This Kotzilla Platform update improves how you investigate Android performance issues by making existing data easier to interpret and navigate.
It includes updates to the Kotzilla Console (3.17.0), fixes and improvements in the Kotzilla SDK (1.4.2), and the introduction of the Kotzilla Sandbox, which lets you explore real performance data before configuring the SDK.
With this release, we’ve focused on adding clearer time-based context, simplifying access to relevant sessions, reducing visual noise in the timeline view, and improving data correctness for Compose applications.
Issues displayed in the Kotzilla Dashboard and Issues views now include minimum and maximum execution duration values, expressed in milliseconds. These values are shown alongside the number of impacted user sessions and apply to both critical and non-critical issues.
This additional time-based context helps you better understand the nature of an issue.
A high maximum duration may indicate freezes or ANR-like behavior, even when the issue affects a relatively small number of sessions. By exposing duration directly in issue lists, this update supports more informed prioritization during performance investigations.
The Console now provides direct access to the most recent session impacted by an issue. From both the Dashboard and Issues views, you can open the timeline of the last impacted session without navigating through the Issue Details view or manually filtering sessions.
Reducing the number of steps required to reach session context helps shorten the time between issue detection and investigation.
We've redesigned the Timeline view to reduce visual density and improve focus during analysis.
As applications grow in complexity, timelines can accumulate a lot of data, making it harder to identify what's relevant. We've decided to emphasize clearer structure and navigation but still preserving access to the detailed execution data you need.
We’ve updated the timeline slider to clearly differentiate between performance issues and crashes, and screen-related events such as Activities and Compose navigation.
These categories are interactive, letting you navigate directly to specific moments within a session timeline.
This separation reflects how you'd typically reason about performance problems: the UI structure provides contextual framing, and performance events highlight execution bottlenecks or failures.
We’ve also updated the Components Memory Usage and Events Per Thread views to highlight selected event types, such as dependency-resolution and manual-tracing events.
We've grouped less relevant activities under a neutral category to reduce visual clutter.
We hope that by reducing background noise, these views make it easier to follow execution paths, identify thread contention, and correlate memory behavior with specific events during a session.

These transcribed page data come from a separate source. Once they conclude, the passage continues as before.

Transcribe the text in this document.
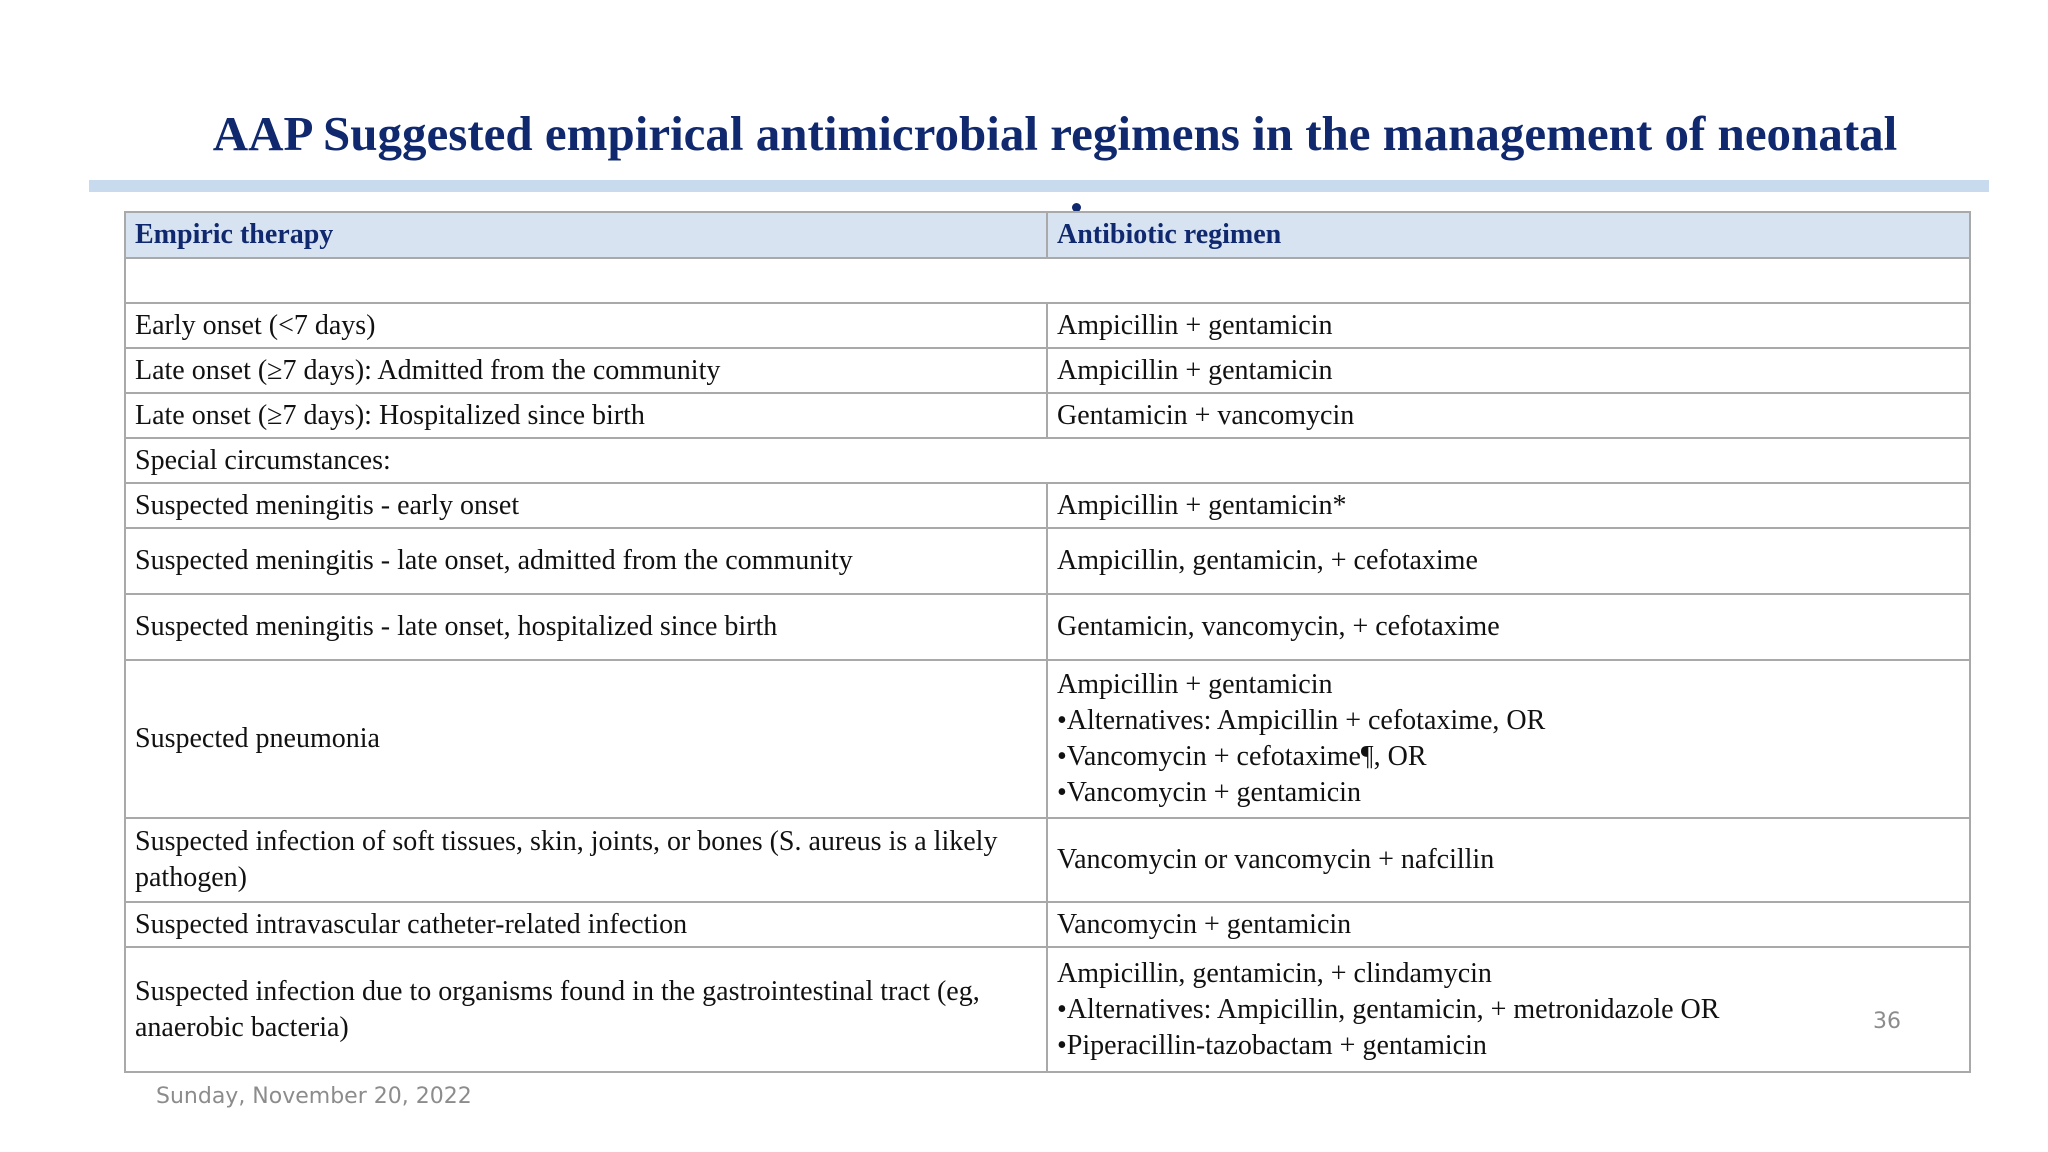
AAP Suggested empirical antimicrobial regimens in the management of neonatal
Empiric therapy	Antibiotic regimen

Early onset (<7 days)	Ampicillin + gentamicin
Late onset (≥7 days): Admitted from the community	Ampicillin + gentamicin
Late onset (≥7 days): Hospitalized since birth	Gentamicin + vancomycin
Special circumstances:	
Suspected meningitis - early onset	Ampicillin + gentamicin*
Suspected meningitis - late onset, admitted from the community	Ampicillin, gentamicin, + cefotaxime
Suspected meningitis - late onset, hospitalized since birth	Gentamicin, vancomycin, + cefotaxime
Suspected pneumonia	Ampicillin + gentamicin
•Alternatives: Ampicillin + cefotaxime, OR
•Vancomycin + cefotaxime¶, OR
•Vancomycin + gentamicin

Suspected infection of soft tissues, skin, joints, or bones (S. aureus is a likely pathogen)	Vancomycin or vancomycin + nafcillin
Suspected intravascular catheter-related infection	Vancomycin + gentamicin
Suspected infection due to organisms found in the gastrointestinal tract (eg, anaerobic bacteria)	Ampicillin, gentamicin, + clindamycin
•Alternatives: Ampicillin, gentamicin, + metronidazole OR
•Piperacillin-tazobactam + gentamicin
Sunday, November 20, 2022
36
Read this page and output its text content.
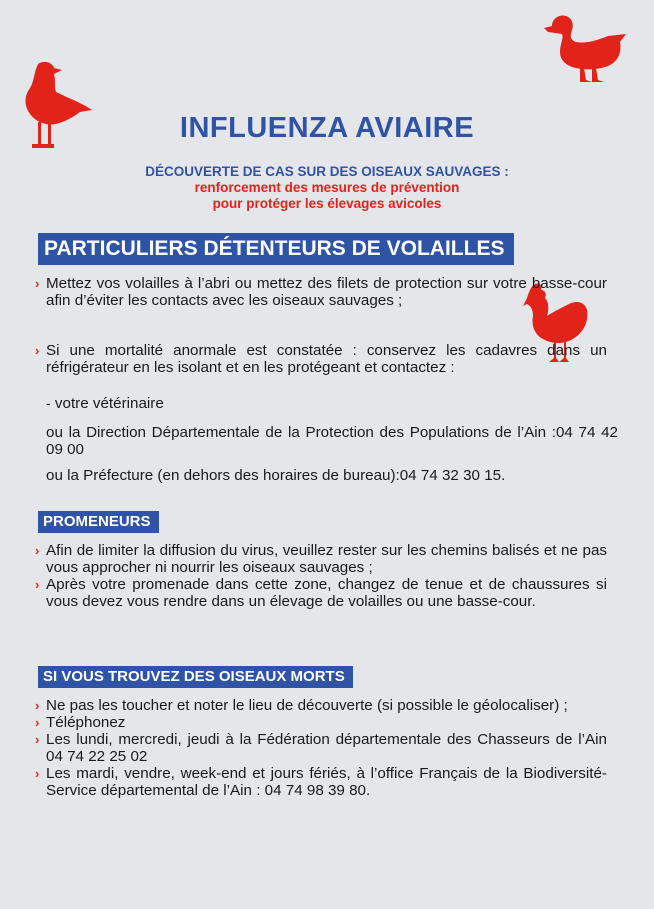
INFLUENZA AVIAIRE
DÉCOUVERTE DE CAS SUR DES OISEAUX SAUVAGES :
renforcement des mesures de prévention
pour protéger les élevages avicoles
PARTICULIERS DÉTENTEURS DE VOLAILLES
› Mettez vos volailles à l’abri ou mettez des filets de protection sur votre basse-cour afin d’éviter les contacts avec les oiseaux sauvages ;
› Si une mortalité anormale est constatée : conservez les cadavres dans un réfrigérateur en les isolant et en les protégeant et contactez :
- votre vétérinaire
ou la Direction Départementale de la Protection des Populations de l’Ain :04 74 42 09 00
ou la Préfecture (en dehors des horaires de bureau):04 74 32 30 15.
PROMENEURS
› Afin de limiter la diffusion du virus, veuillez rester sur les chemins balisés et ne pas vous approcher ni nourrir les oiseaux sauvages ;
› Après votre promenade dans cette zone, changez de tenue et de chaussures si vous devez vous rendre dans un élevage de volailles ou une basse-cour.
SI VOUS TROUVEZ DES OISEAUX MORTS
› Ne pas les toucher et noter le lieu de découverte (si possible le géolocaliser) ;
› Téléphonez
› Les lundi, mercredi, jeudi à la Fédération départementale des Chasseurs de l’Ain 04 74 22 25 02
› Les mardi, vendre, week-end et jours fériés, à l’office Français de la Biodiversité-Service départemental de l’Ain : 04 74 98 39 80.
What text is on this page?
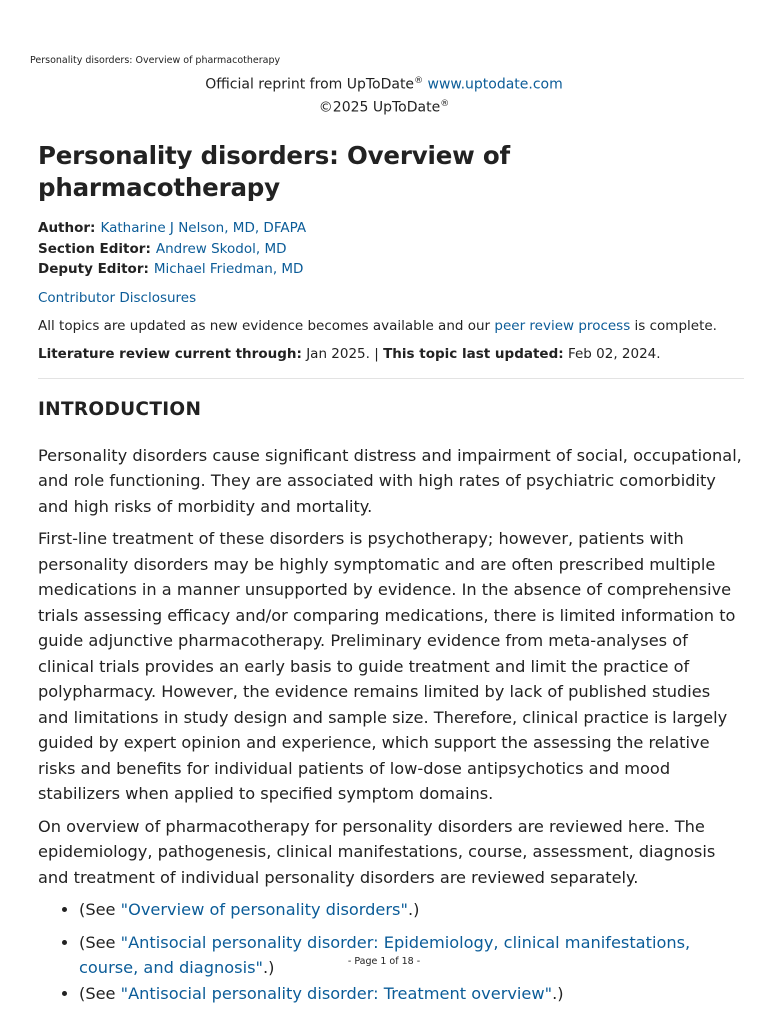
Personality disorders: Overview of pharmacotherapy
Official reprint from UpToDate® www.uptodate.com
©2025 UpToDate®
Personality disorders: Overview of pharmacotherapy
Author: Katharine J Nelson, MD, DFAPA
Section Editor: Andrew Skodol, MD
Deputy Editor: Michael Friedman, MD
Contributor Disclosures
All topics are updated as new evidence becomes available and our peer review process is complete.
Literature review current through: Jan 2025. | This topic last updated: Feb 02, 2024.
INTRODUCTION

Personality disorders cause significant distress and impairment of social, occupational, and role functioning. They are associated with high rates of psychiatric comorbidity and high risks of morbidity and mortality.

First-line treatment of these disorders is psychotherapy; however, patients with personality disorders may be highly symptomatic and are often prescribed multiple medications in a manner unsupported by evidence. In the absence of comprehensive trials assessing efficacy and/or comparing medications, there is limited information to guide adjunctive pharmacotherapy. Preliminary evidence from meta-analyses of clinical trials provides an early basis to guide treatment and limit the practice of polypharmacy. However, the evidence remains limited by lack of published studies and limitations in study design and sample size. Therefore, clinical practice is largely guided by expert opinion and experience, which support the assessing the relative risks and benefits for individual patients of low-dose antipsychotics and mood stabilizers when applied to specified symptom domains.

On overview of pharmacotherapy for personality disorders are reviewed here. The epidemiology, pathogenesis, clinical manifestations, course, assessment, diagnosis and treatment of individual personality disorders are reviewed separately.

• (See "Overview of personality disorders".)
• (See "Antisocial personality disorder: Epidemiology, clinical manifestations, course, and diagnosis".)
• (See "Antisocial personality disorder: Treatment overview".)
- Page 1 of 18 -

Interactions between these views and other timeline components remain synchronized during navigation to preserve context.
We’ve introduced a Sandbox environment that allows you to explore the Kotzilla Console using pre-collected data, without integrating the SDK.
It's based on a sample Android application that includes multiple versions, demonstrating how crashes and performance issues are introduced and resolved over time.
Sessions are captured from both phones and tablets, illustrating how runtime behavior can vary across device categories. The dataset is derived from materials used in recent DroidCon workshops and provides realistic investigation scenarios.
Check it out and tell us what you think.
We’ve also released Kotzilla SDK version 1.4.2 with several fixes and improvements focused on Compose-based projects.
Generated resources are now resolved correctly when multiple resource folders are present in CMP applications. We’ve fixed a race condition that could previously cause duplicate event batches to be sent to the platform.
We’ve also addressed cases where stale application version values could be reported in Compose applications. App version metadata is now resolved and automatically applied to Compose-based projects, improving reporting consistency while reducing the need for manual configuration.
Thank you to everyone using the Kotzilla Platform and sharing feedback along the way. It helps us keep improving the tool.
If you have thoughts on this update, we’d love to hear them.
And last but definitely not least, we wish you a great start to the new year and a smooth 2026.